In 2014, I wrote about implementation intentions specifically as a way to increase after-training follow-through. Thinking the term “Implementation Intentions” was too opaque and too general, I coined the term “Triggered Action Planning,” and argued that goal-setting at the end of training—what was often called action planning—would not be effective as triggered action planning. Indeed, in recounting the scientific research on implementation intentions, I often talked about how researchers were finding that setting situation-action triggers could create results that were twice as good as goal-setting alone. Doubling the benefits of goal setting! These kinds of results are huge!

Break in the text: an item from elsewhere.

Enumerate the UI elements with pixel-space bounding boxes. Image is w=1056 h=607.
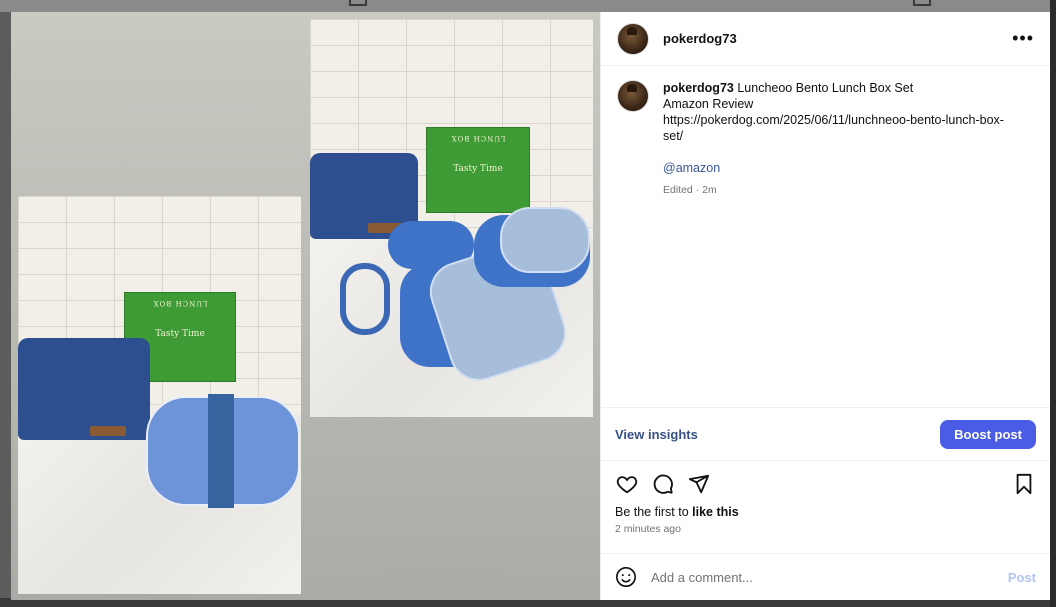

I just came across a scientific study that supports the benefits of triggered action planning.

 

Shlomit Friedman and Simcha Ronen conducted two experiments and found similar results in each. I’m going to focus on their second one because it focused on a real training class with real employees. They used a class that taught retail sales managers how to improve interactions with customers. All the participants got the same exact training and were then randomly assigned to two different experimental groups:

  • Triggered Action Planning—Participants were asked to visualize situations with customers and how they would respond to seven typical customer objections.
  • Goal-Reminding Action Planning—Participants were asked to write down the goals of the training program and the aspects of the training program that they felt were most important.

Four weeks after the training, secret shoppers were used. They interacted with the supervisors using the key phrases and rated each supervisor on dichotomously-anchored rating scales from 1 to 10, with ten being best. The secret shoppers were blind to condition—that is they did not know which supervisors had gotten triggered action planning and which received the goal instructions. The findings showed that the triggered action planning produced improvements over the goal-setting condition by 76%, almost doubling the results.

It should be pointed out that this experiment could have been better designed to have the control group select their own goals. There may be some benefit to actual goal-setting compared with being reminded about the goals of the course. The experiment had its strengths too, most notably (1) the use of observers to record real-world performance four weeks after the training, and (2) the fact that all the supervisors had gone through the exact same training and were randomly assigned to either triggered action planning or the goal-reminding condition.

Triggered Action Planning

Triggered Action Planning has great potential to radically improve the likelihood that your learners will actually use what you’ve taught them. The reason it works so well is that it is based on a fundamental characteristic of human cognition. We are triggered to think and act based on cues in our environment. As learning professionals we should do whatever we can to:

  • Figure out what cues our learners will face in their work situations.
  • Teach them what to do when they encounter these cues.
  • Give them a rich array of spaced, repeated practice in handling these situations.

To learn more about how to implement triggered action planning, see my original blog post.

Research Cited

Friedman, S., & Ronen, S. (2015). The effect of implementation intentions on transfer of training. European Journal of Social Psychology, 45(4), 409-416.

This blog post took three hours to write.